Lowe can relate to the importance of on-the-job learning.
“I’m definitely someone who has to learn through doing,” Lowe says. “The doing is being there in this case — talking to people about what’s happening at these firms and observing those interactions.”
Unexplored facets of skill
As Lowe reflected on her book and watched the news throughout the pandemic, she realized she barely mentioned a vital topic: race.
Some companies use skill to justify lower pay for employees of color or not hiring them at all. While many of the institutions Lowe cited in her book do work with these communities, she did not discuss racially biased skill assessments and requirements. She’s still in the early stages of unpacking that issue, devouring books on the subject. She admits she didn’t consider race enough in her previous research — but she’s ready to change that.
“That was a moment in time, and I can keep evolving my own thinking about this,” Lowe says.
In addition to exploring this dimension of skill, Lowe is expanding her analysis to include manufacturing extension centers, government-funded organizations that assist small and medium-sized firms. She wants to find out how these centers are ensuring automation improves job quality and opportunities for frontline workers of color rather than displacing them — a topic she will explore in depth as an RTI University Scholar in 2022.

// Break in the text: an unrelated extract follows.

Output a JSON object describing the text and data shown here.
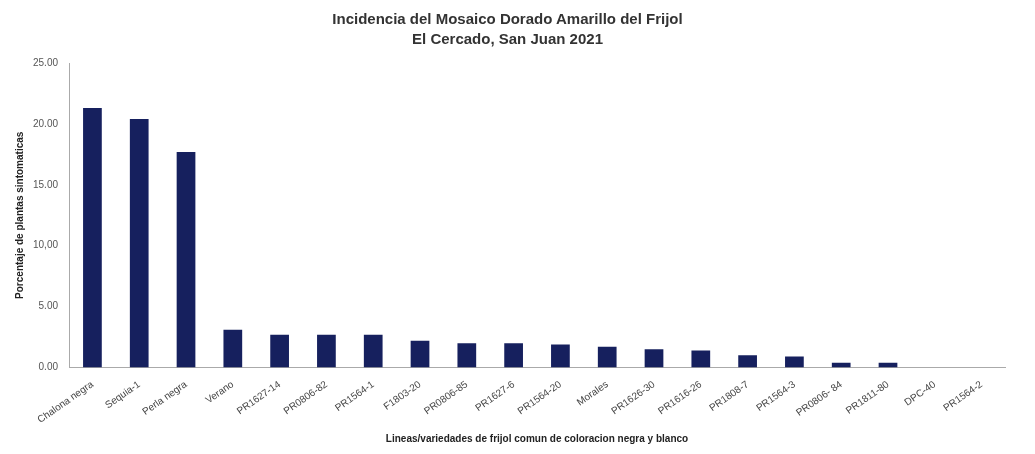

Earlier this year, she helped Chester and Hemstreet speak at a global economic development conference about Carolina Textile District and their work. Though she didn’t include their organization in her book, she has written a case study on their business.
“Nichola has an amazing ability to understand the heart of things and the why behind what we’re doing here in western North Carolina,” Chester says. “We’re making products, but at the end of the day it’s really about creating livelihoods for people here, and she’s always really just gotten that.”